Simulations showed that if the entire flue gas stream is diverted to the PTSA, 36.8 kg/s of CO₂ will be captured from the flue gas, reducing CO₂ emissions by 1.1 Mt (megatons) per year. However, the use of the PTSA will be associated with a reduction in gross and net electrical power and a reduction in gross and net efficiency of the power plant. The reduction in power and efficiency of the CCGT plant is related to the steam extraction from the steam turbine for sorbent regeneration and is due to the need to supply the CO₂ compression system, vacuum pump, and auxiliary equipment with electricity. With maximum CO₂ capture, the gross power and efficiency of the CCGT will decrease by 5.3% if the Na-A sorbent is used and by 1.8% if the 5A sorbent is used compared with a CCGT operating without the CO₂ capture system. In contrast, the net power and net efficiency of the CCGT will decrease by 14.7% when using the Na-A sorbent and by 11.1% when using the 5A sorbent. Such differences are due to the different thermophysical properties of the sorbents, and on the basis of the results obtained, it was concluded that synthetic zeolite 5A is a better sorbent than Na-A from fly ash.

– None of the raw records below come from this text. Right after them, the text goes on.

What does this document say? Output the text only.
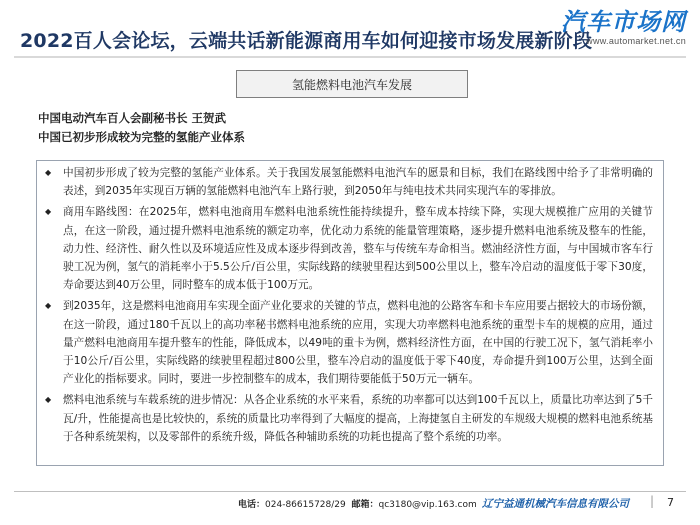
2022百人会论坛，云端共话新能源商用车如何迎接市场发展新阶段
汽车市场网
www.automarket.net.cn
氢能燃料电池汽车发展
中国电动汽车百人会副秘书长 王贺武
中国已初步形成较为完整的氢能产业体系
◆	中国初步形成了较为完整的氢能产业体系。关于我国发展氢能燃料电池汽车的愿景和目标，我们在路线图中给予了非常明确的表述，到2035年实现百万辆的氢能燃料电池汽车上路行驶，到2050年与纯电技术共同实现汽车的零排放。
◆	商用车路线图：在2025年，燃料电池商用车燃料电池系统性能持续提升，整车成本持续下降，实现大规模推广应用的关键节点，在这一阶段，通过提升燃料电池系统的额定功率，优化动力系统的能量管理策略，逐步提升燃料电池系统及整车的性能，动力性、经济性、耐久性以及环境适应性及成本逐步得到改善，整车与传统车寿命相当。燃油经济性方面，与中国城市客车行驶工况为例，氢气的消耗率小于5.5公斤/百公里，实际线路的续驶里程达到500公里以上，整车冷启动的温度低于零下30度，寿命要达到40万公里，同时整车的成本低于100万元。
◆	到2035年，这是燃料电池商用车实现全面产业化要求的关键的节点，燃料电池的公路客车和卡车应用要占据较大的市场份额，在这一阶段，通过180千瓦以上的高功率秘书燃料电池系统的应用，实现大功率燃料电池系统的重型卡车的规模的应用，通过量产燃料电池商用车提升整车的性能，降低成本，以49吨的重卡为例，燃料经济性方面，在中国的行驶工况下，氢气消耗率小于10公斤/百公里，实际线路的续驶里程超过800公里，整车冷启动的温度低于零下40度，寿命提升到100万公里，达到全面产业化的指标要求。同时，要进一步控制整车的成本，我们期待要能低于50万元一辆车。
◆	燃料电池系统与车载系统的进步情况：从各企业系统的水平来看，系统的功率都可以达到100千瓦以上，质量比功率达到了5千瓦/升，性能提高也是比较快的，系统的质量比功率得到了大幅度的提高，上海捷氢自主研发的车规级大规模的燃料电池系统基于各种系统架构，以及零部件的系统升级，降低各种辅助系统的功耗也提高了整个系统的功率。
电话：024-86615728/29 邮箱：qc3180@vip.163.com 辽宁益通机械汽车信息有限公司 | 7
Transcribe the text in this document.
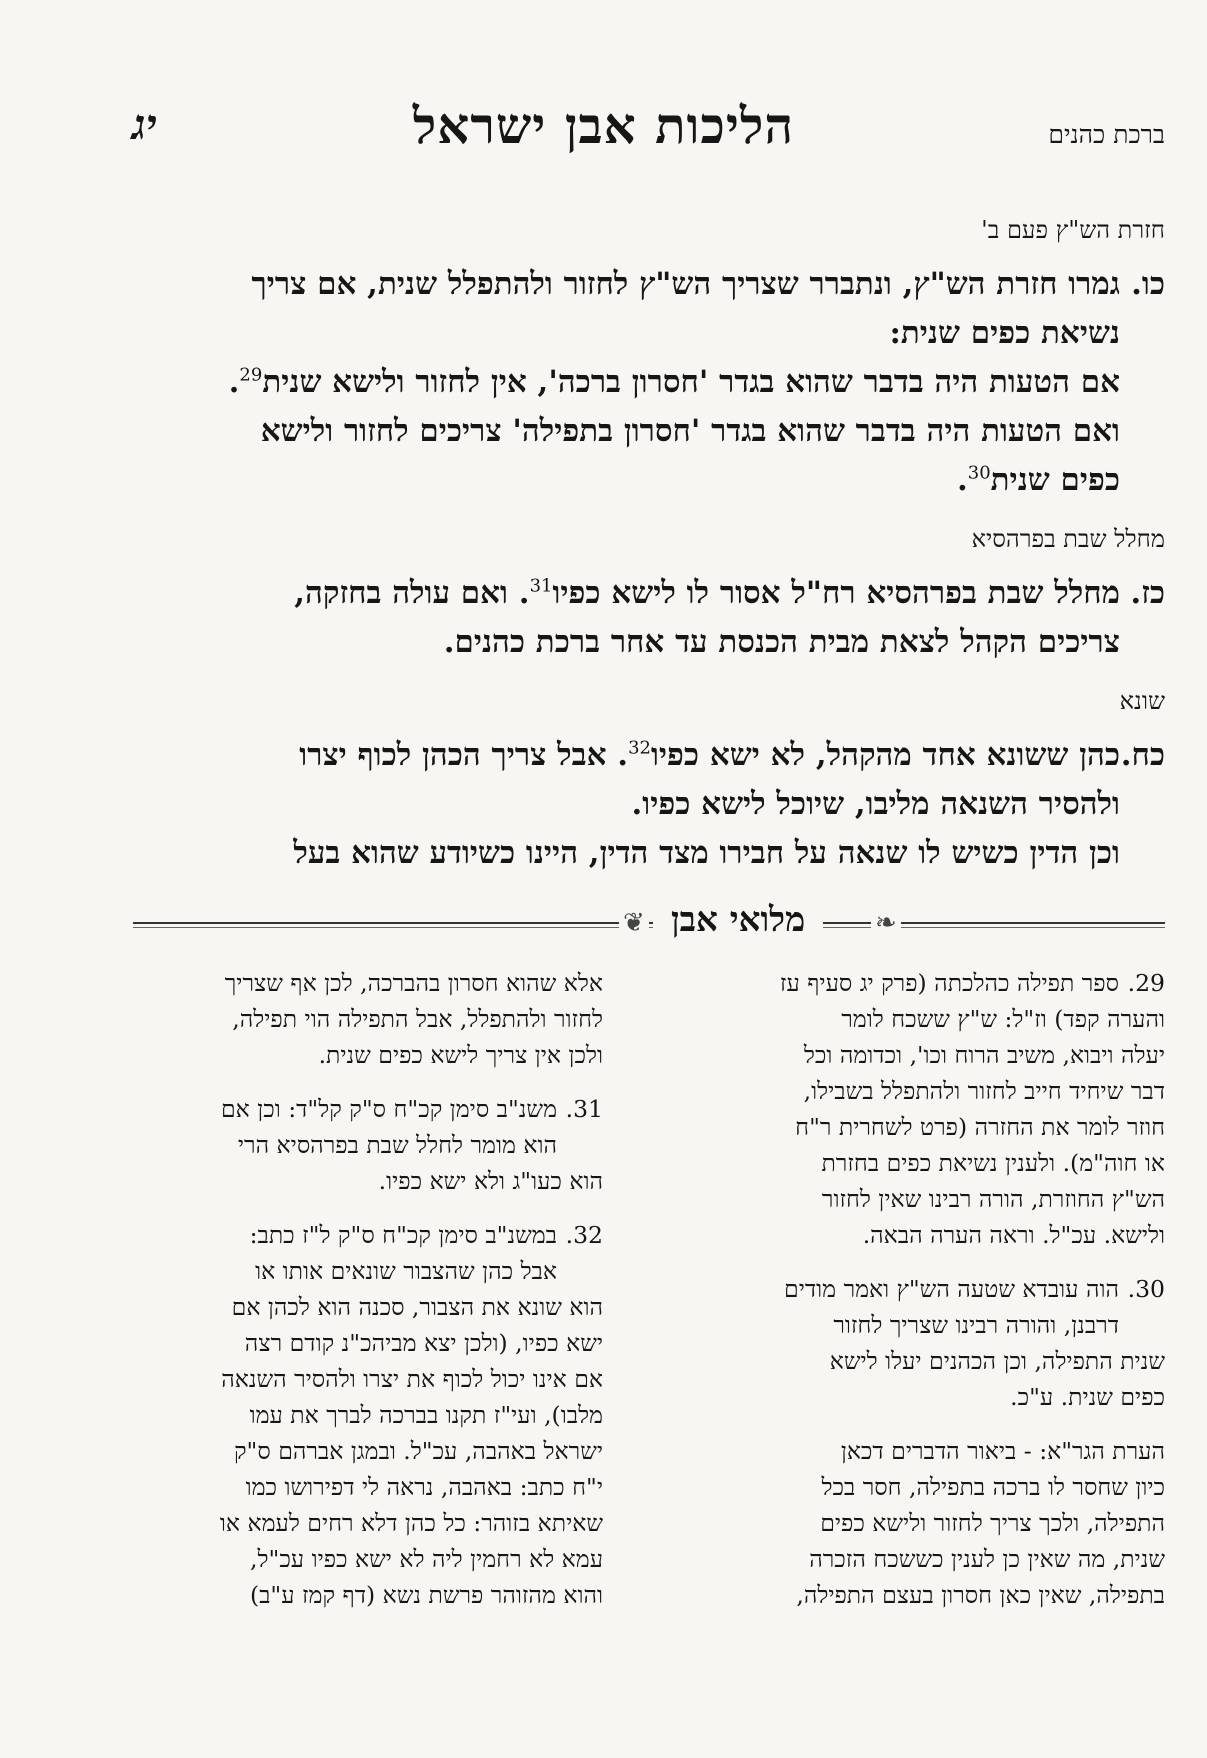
ברכת כהנים
הליכות אבן ישראל
יג
חזרת הש"ץ פעם ב'
כו.
גמרו חזרת הש"ץ, ונתברר שצריך הש"ץ לחזור ולהתפלל שנית, אם צריך
נשיאת כפים שנית:
אם הטעות היה בדבר שהוא בגדר 'חסרון ברכה', אין לחזור ולישא שנית$^{29}$.
ואם הטעות היה בדבר שהוא בגדר 'חסרון בתפילה' צריכים לחזור ולישא
כפים שנית$^{30}$.
מחלל שבת בפרהסיא
כז.
מחלל שבת בפרהסיא רח"ל אסור לו לישא כפיו$^{31}$. ואם עולה בחזקה,
צריכים הקהל לצאת מבית הכנסת עד אחר ברכת כהנים.
שונא
כח.
כהן ששונא אחד מהקהל, לא ישא כפיו$^{32}$. אבל צריך הכהן לכוף יצרו
ולהסיר השנאה מליבו, שיוכל לישא כפיו.
וכן הדין כשיש לו שנאה על חבירו מצד הדין, היינו כשיודע שהוא בעל
❦ מלואי אבן	❧
29.
ספר תפילה כהלכתה (פרק יג סעיף עז
והערה קפד) וז"ל: ש"ץ ששכח לומר
יעלה ויבוא, משיב הרוח וכו', וכדומה וכל
דבר שיחיד חייב לחזור ולהתפלל בשבילו,
חוזר לומר את החזרה (פרט לשחרית ר"ח
או חוה"מ). ולענין נשיאת כפים בחזרת
הש"ץ החוזרת, הורה רבינו שאין לחזור
ולישא. עכ"ל. וראה הערה הבאה.
30.
הוה עובדא שטעה הש"ץ ואמר מודים
דרבנן, והורה רבינו שצריך לחזור
שנית התפילה, וכן הכהנים יעלו לישא
כפים שנית. ע"כ.
הערת הגר"א: - ביאור הדברים דכאן
כיון שחסר לו ברכה בתפילה, חסר בכל
התפילה, ולכך צריך לחזור ולישא כפים
שנית, מה שאין כן לענין כששכח הזכרה
בתפילה, שאין כאן חסרון בעצם התפילה,
אלא שהוא חסרון בהברכה, לכן אף שצריך
לחזור ולהתפלל, אבל התפילה הוי תפילה,
ולכן אין צריך לישא כפים שנית.
31.
משנ"ב סימן קכ"ח ס"ק קל"ד: וכן אם
הוא מומר לחלל שבת בפרהסיא הרי
הוא כעו"ג ולא ישא כפיו.
32.
במשנ"ב סימן קכ"ח ס"ק ל"ז כתב:
אבל כהן שהצבור שונאים אותו או
הוא שונא את הצבור, סכנה הוא לכהן אם
ישא כפיו, (ולכן יצא מביהכ"נ קודם רצה
אם אינו יכול לכוף את יצרו ולהסיר השנאה
מלבו), ועי"ז תקנו בברכה לברך את עמו
ישראל באהבה, עכ"ל. ובמגן אברהם ס"ק
י"ח כתב: באהבה, נראה לי דפירושו כמו
שאיתא בזוהר: כל כהן דלא רחים לעמא או
עמא לא רחמין ליה לא ישא כפיו עכ"ל,
והוא מהזוהר פרשת נשא (דף קמז ע"ב)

It was also found that the operating parameters of the PTSA unit must be appropriately selected, depending on the properties of the sorbent used. Sorbent Na-A was not suitable for adsorption pressure below 1.5 bar and desorption pressure above 0.12 bar. In addition, the change in the adsorption and desorption pressures had a significant influence on the demand for heat and electricity. Increasing the desorption pressure resulted in an increase in the heat demand and a lowering of the electricity demand, while increasing the adsorption pressure had a reverse effect. The ability to control the demand for heat and electricity is a definite advantage, as it allows for more rational energy management; for example, it allows for greater use of waste heat if the plant has access to it. The results of the analysis indicated also that the net efficiency of the CCGT integrated with CCS can be as high as 48% (as compared with about 55% for CCGT without CCS) when the operating parameters of the PTSA are optimized.

The research topic undertaken in the present work is timely and extremely relevant, given the need to reduce CO₂ emissions into the atmosphere arising from concern for environmental protection and the prevention of climate change. Increasingly stringent legislation and various international treaties also require reducing CO₂ emissions. The results presented in this paper showed the great potential for the application of PTSA technology for carbon dioxide capture from flue gases, especially since PTSA technology can be integrated into existing facilities without requiring significant modifications to the power plant.